莫叔单手撩起被子,在齐彯帮助下看了伤处,又将被角放平。
“看他骨骼,还是个十三四岁的孩子,怎么伤得这样重?”
齐彯一脸茫然摇着头,道:“我不认识他,方才去菜畦里割韭菜,看到树上挂着个人,见他奄奄一息,便请您过来看看。”
莫叔不疑有他,弯腰打开随身携带的药匣。
从排列整齐的赭釉小瓷瓶里捏起一只,拔开塞子,倒出四五粒绿豆大小的丸药。
捏开少年紧闭的牙关塞进舌后。
塞药的动作极为纯熟,齐彯甚至没机会帮忙。
“他的伤……”
“看划痕,像是虎狼之类的利爪穿刺皮肉造成,可我看过,这人身上除了显眼的皮外伤,还有极重的内伤,足以致命,奇怪……他小孩子家家,哪里受的如此重伤,还能撑到现在……”
内伤?
齐彯原以为,此人是流血过多才致昏迷,竟然还有内伤。
“哦,对了,他的肋骨也断了几根,幸好没有伤及脏腑,否则早已气绝。”
莫叔整理好药瓶盖上隔层,随手抽出侧边狭缝里塞的麻布卷,搁在一旁推开。
上面别着几根略长的金针,并成套的银针。
他两指捏起一根金针,转身带着警告的意味看向齐彯。
“这人来历不明,你自己也说不认识他,是好是坏无从得知。如是良民,救活他也算是桩善缘,若是鸡鸣狗盗之徒,救了他,怕是要招惹不少麻烦,你可还要救他?”
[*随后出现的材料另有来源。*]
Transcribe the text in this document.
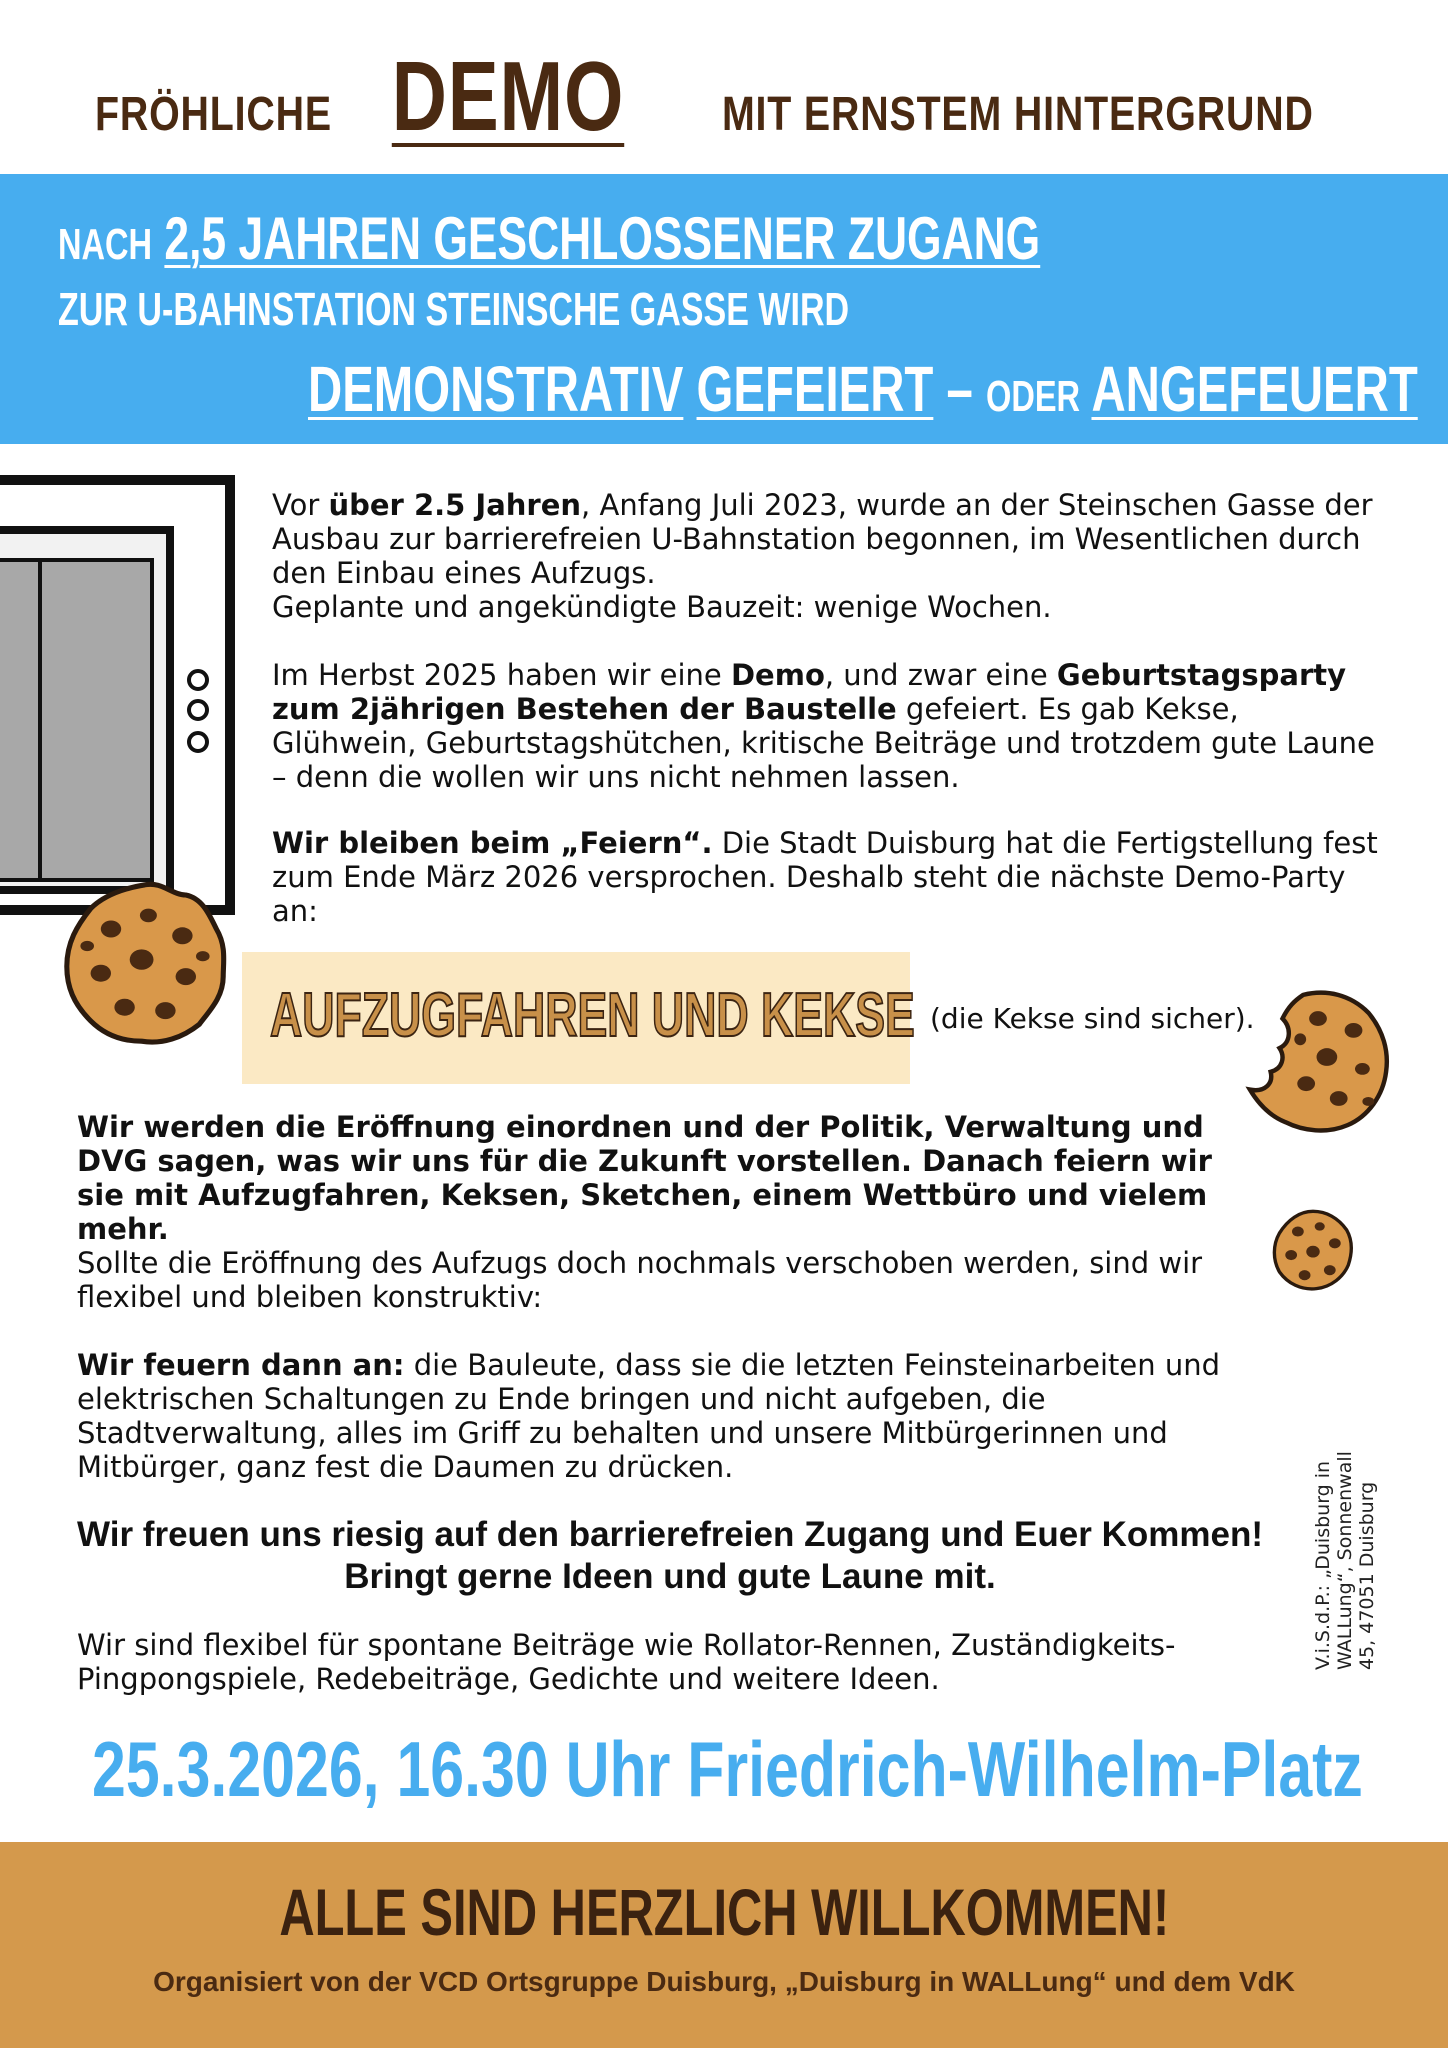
FRÖHLICHE DEMO MIT ERNSTEM HINTERGRUND
NACH 2,5 JAHREN GESCHLOSSENER ZUGANG
ZUR U-BAHNSTATION STEINSCHE GASSE WIRD
DEMONSTRATIV GEFEIERT – ODER ANGEFEUERT
Vor über 2.5 Jahren, Anfang Juli 2023, wurde an der Steinschen Gasse der Ausbau zur barrierefreien U-Bahnstation begonnen, im Wesentlichen durch den Einbau eines Aufzugs.
Geplante und angekündigte Bauzeit: wenige Wochen.
Im Herbst 2025 haben wir eine Demo, und zwar eine Geburtstagsparty zum 2jährigen Bestehen der Baustelle gefeiert. Es gab Kekse, Glühwein, Geburtstagshütchen, kritische Beiträge und trotzdem gute Laune – denn die wollen wir uns nicht nehmen lassen.
Wir bleiben beim „Feiern“. Die Stadt Duisburg hat die Fertigstellung fest zum Ende März 2026 versprochen. Deshalb steht die nächste Demo-Party an:
AUFZUGFAHREN UND KEKSE (die Kekse sind sicher).
Wir werden die Eröffnung einordnen und der Politik, Verwaltung und DVG sagen, was wir uns für die Zukunft vorstellen. Danach feiern wir sie mit Aufzugfahren, Keksen, Sketchen, einem Wettbüro und vielem mehr.
Sollte die Eröffnung des Aufzugs doch nochmals verschoben werden, sind wir flexibel und bleiben konstruktiv:
Wir feuern dann an: die Bauleute, dass sie die letzten Feinsteinarbeiten und elektrischen Schaltungen zu Ende bringen und nicht aufgeben, die Stadtverwaltung, alles im Griff zu behalten und unsere Mitbürgerinnen und Mitbürger, ganz fest die Daumen zu drücken.
Wir freuen uns riesig auf den barrierefreien Zugang und Euer Kommen! Bringt gerne Ideen und gute Laune mit.
Wir sind flexibel für spontane Beiträge wie Rollator-Rennen, Zuständigkeits-Pingpongspiele, Redebeiträge, Gedichte und weitere Ideen.
V.i.S.d.P.: „Duisburg in WALLung“, Sonnenwall 45, 47051 Duisburg
25.3.2026, 16.30 Uhr Friedrich-Wilhelm-Platz
ALLE SIND HERZLICH WILLKOMMEN!
Organisiert von der VCD Ortsgruppe Duisburg, „Duisburg in WALLung“ und dem VdK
这两种后果齐彯不是没有考虑到,可当他从莫叔口中得知,这位不速之客还是个束发少年,便一心只想救人。
如若当年离家遇险,性命垂危之际,他必也会盼着有人伸出援手。
将心比心,这人他要救。
“我要救。”
莫叔了然一笑,转回身靠到榻边,手里金针干脆利落刺将下来。
却在刺进少年脸面前止住。
“还有一事我刚才忘了说,要治好他得日日服药,吃上一两个月的汤药得花不少钱。”
莫叔保持弯身的姿势谨慎补充道,“当然,也没有太多,不用你倾家荡产。只是这人跟你无亲无故,救他还需担着风险,日日煎药服侍,你当真还要救他吗?”
他提到要花不少钱时,齐彯救人的决心稍稍动摇,随即意识到,莫叔这样说意味着人还有救,遂咬牙掐了别的念头。